For me, the movie’s highlight was a song partly picturized in the ruins of Moenjodaro, “Aa dekh Mohenjo-Daro main ye bigri hui tasweer meri” (Come and witness in Moenjodaro this distorted picture of mine).

The camera focused on what I later learnt was the iconic “Dancing Girl of Moenjodaro”. Although I don’t know the song writer, it poignantly captured the misery of women from prehistoric times to the present day.

Impressed by the song, I wanted to see the Dancing Girl at Moenjodaro, but life’s struggles kept me away for 40 years.

Finally, in February 2015, we four of us from Merck planned the long-awaited trip to Moenjodaro. At the site, I sadly learned that the Dancing Girl was only a replica; the original, only 10 cm tall, is displayed at the New Delhi museum.

I was also surprised to find that the entrance fee was just Rupees 20, but the gatekeeper didn’t even issue tickets, so not even that small amount reached the authorities. Furthermore, I discovered that thieves from a neighboring village had stolen most of the artifacts by removing the glass roof panels of the museum.

Unable to stomach more bad news, I sought a certified guide to learn about Moenjodaro’s real history and excavation, but unfortunately, there were no guides available at the site.

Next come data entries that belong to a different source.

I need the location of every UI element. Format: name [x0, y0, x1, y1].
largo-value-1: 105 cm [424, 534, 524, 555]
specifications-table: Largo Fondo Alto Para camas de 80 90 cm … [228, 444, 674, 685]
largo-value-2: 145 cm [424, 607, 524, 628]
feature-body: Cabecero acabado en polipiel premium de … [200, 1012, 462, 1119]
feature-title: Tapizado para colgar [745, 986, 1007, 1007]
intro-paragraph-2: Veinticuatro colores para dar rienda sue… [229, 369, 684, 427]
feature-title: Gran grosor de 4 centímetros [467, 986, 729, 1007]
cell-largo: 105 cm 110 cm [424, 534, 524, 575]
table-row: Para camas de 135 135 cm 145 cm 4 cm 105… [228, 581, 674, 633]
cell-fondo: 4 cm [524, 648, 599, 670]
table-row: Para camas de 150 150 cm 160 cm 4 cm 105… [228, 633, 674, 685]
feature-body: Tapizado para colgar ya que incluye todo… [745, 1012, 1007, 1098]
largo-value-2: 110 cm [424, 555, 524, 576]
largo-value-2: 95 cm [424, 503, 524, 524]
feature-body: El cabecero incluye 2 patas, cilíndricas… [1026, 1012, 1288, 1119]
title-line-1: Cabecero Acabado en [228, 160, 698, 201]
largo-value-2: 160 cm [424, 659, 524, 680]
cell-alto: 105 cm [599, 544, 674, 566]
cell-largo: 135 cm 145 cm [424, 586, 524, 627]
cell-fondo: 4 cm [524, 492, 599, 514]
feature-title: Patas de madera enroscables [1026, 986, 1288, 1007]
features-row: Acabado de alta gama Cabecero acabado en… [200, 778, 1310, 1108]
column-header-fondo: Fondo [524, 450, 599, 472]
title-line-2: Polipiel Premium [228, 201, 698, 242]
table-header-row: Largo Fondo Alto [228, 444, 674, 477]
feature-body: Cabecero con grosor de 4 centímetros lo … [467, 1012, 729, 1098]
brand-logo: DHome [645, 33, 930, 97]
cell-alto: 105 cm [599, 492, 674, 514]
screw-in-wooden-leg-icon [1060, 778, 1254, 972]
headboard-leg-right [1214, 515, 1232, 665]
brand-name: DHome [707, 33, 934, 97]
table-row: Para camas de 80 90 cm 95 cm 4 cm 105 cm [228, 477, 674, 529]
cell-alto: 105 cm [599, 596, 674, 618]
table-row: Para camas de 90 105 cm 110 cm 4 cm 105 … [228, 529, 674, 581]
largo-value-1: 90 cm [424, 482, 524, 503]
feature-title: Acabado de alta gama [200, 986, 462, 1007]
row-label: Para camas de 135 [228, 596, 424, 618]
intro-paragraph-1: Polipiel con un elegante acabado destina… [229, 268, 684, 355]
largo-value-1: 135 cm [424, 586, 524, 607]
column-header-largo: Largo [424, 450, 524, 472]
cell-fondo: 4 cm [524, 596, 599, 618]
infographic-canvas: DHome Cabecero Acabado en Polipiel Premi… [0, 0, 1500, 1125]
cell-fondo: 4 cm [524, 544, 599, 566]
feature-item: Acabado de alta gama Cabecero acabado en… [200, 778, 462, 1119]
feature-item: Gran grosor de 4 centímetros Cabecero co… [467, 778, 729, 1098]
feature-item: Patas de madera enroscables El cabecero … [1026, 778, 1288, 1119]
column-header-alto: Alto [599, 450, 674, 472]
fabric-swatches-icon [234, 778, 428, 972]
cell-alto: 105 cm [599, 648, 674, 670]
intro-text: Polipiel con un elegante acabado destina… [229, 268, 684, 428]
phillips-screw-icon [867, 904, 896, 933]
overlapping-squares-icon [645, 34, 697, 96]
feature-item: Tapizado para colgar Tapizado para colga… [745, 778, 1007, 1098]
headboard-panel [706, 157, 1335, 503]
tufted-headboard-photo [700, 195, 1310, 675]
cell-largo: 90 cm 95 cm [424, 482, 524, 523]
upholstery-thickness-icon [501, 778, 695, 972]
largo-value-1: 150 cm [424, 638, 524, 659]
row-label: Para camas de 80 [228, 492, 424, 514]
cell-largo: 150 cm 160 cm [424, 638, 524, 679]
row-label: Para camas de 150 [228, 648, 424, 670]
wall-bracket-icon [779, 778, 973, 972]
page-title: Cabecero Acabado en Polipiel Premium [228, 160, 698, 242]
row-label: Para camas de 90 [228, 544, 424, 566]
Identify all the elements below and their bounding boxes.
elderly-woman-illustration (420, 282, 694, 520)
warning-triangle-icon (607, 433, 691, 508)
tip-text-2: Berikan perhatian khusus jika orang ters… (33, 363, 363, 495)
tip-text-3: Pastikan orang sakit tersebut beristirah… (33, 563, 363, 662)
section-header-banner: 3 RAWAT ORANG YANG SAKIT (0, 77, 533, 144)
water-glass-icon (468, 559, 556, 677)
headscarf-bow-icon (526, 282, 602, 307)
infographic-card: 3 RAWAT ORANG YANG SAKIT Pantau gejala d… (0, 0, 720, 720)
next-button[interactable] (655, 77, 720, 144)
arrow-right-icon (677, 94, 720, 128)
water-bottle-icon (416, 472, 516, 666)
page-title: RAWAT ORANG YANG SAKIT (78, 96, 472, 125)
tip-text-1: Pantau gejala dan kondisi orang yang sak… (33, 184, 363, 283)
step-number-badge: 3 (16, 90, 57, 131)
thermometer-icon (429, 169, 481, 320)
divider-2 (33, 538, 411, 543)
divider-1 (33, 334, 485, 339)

Until one employee offered his services. He took us around the site for the next couple of hours and proved to be exceptionally knowledgeable about archeology. At the end, I gave him Rs. 2,000 as a token of appreciation. However, most of other employees and even my friends complained that he didn’t deserve it since he was already receiving a salary. Interestingly, the employee, after taking my business card, would call me at least once a month until I retired, and every time he would say, “Sir, people like you don’t visit the site often.”

Each time, I would think about it, I would recall Manto’s short story, “Aakhir Rishwat kaam kar gayi” (After all, the bribe did work”).

PS: Sometime back I read that even the Dancing Girl replica has been stolen? Any news about that?